# GIMP Vs. Picasa



## PhilGarber

Hey all,


I am an advanced amateur photographer who happily uses Google's Picasa. Though I have heard good things about the program GIMP..so.. which is better? Please state WHY you think one is better then the other.

thanks,

Phil,


----------



## ann

you are comparing apples to grapes.

pisca does some basic things and can help you organize your imges,
and is fairly simple to use
GIMP is more along the lines of PS, and there will be a steeper learning curve.

both are free


----------



## Call_me_Tom

I use CS3 but at work or on computers that do not have an image editing program I use a portable version of GIMP that I run from a thumb drive.


----------



## PhilGarber

hmm.. how steep is this learning curve?


----------



## ann

pisca is very easy . gimp is closer to PS and takes more time to learn.
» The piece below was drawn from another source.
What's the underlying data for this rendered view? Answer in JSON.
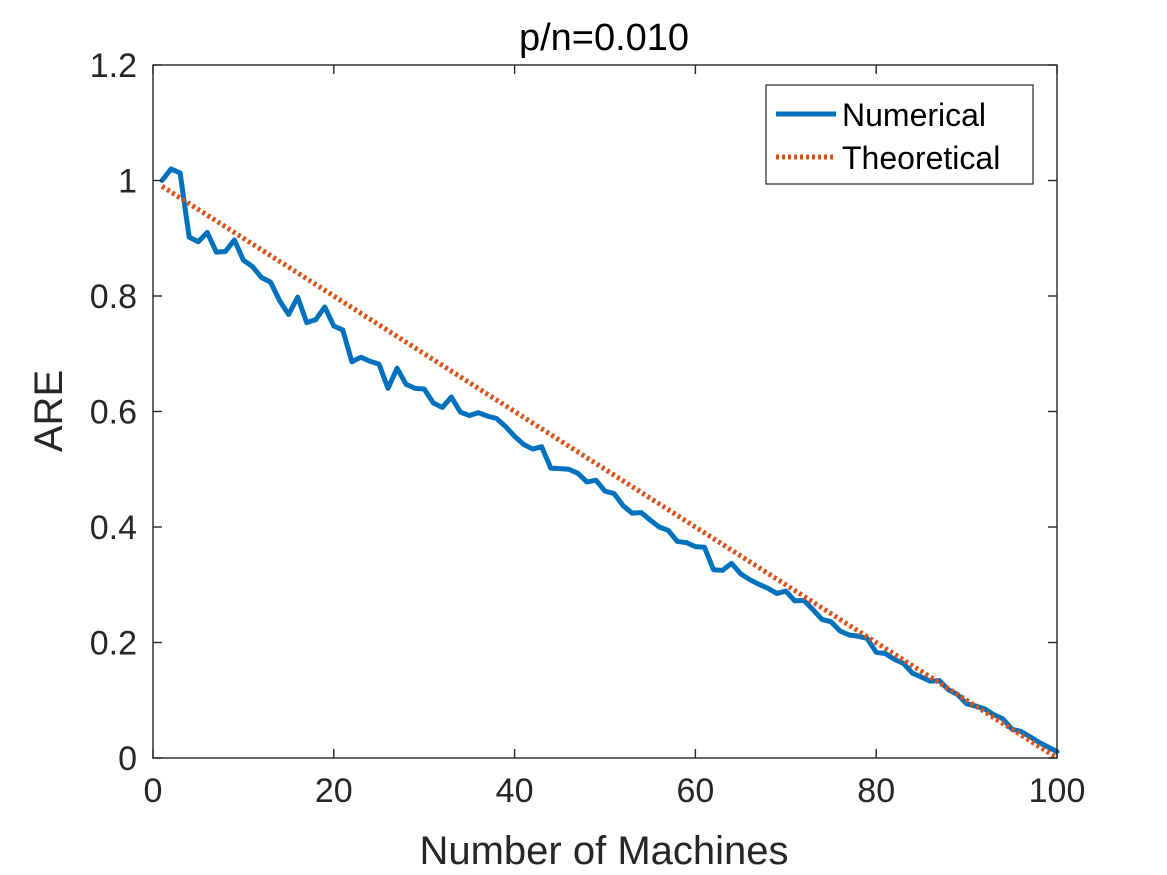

How long will depend on your background with other editing programs. These programs are not intutive at least for most folks that is why i mentioned the learning curve.


----------



## photo28

If you plan on fixing up images and want something closer to photoshop... Gimp (plus its free!)


----------



## OregonAmy

PhilGarber said:


> hmm.. how steep is this learning curve?



As ann said, it depends on prior experience.

I love picasa for what it does (especially the new picasa3 - great app). But GIMP is an entirely different beast. It's like asking "which is better - a Schwinn or a Harley?" If you just need to get down the street, the Schwinn is just fine. But it might not be sufficient for your goals (would you want to ride 1000 miles on it?). Maybe a bad analogy since neither is free... but you get the idea. 

GIMP lets you do a lot of fine-tuning and post-processing that Picasa can't do.


----------



## PhilGarber

hmm.. thanks guys! I think ill stick with picasa.


----------



## redtippmann

Yea for tweeking the photo color settings I use picasa and for stuff like the picture in my signature I use Gimp. And with the new gimp you can use CS3 brushes!


----------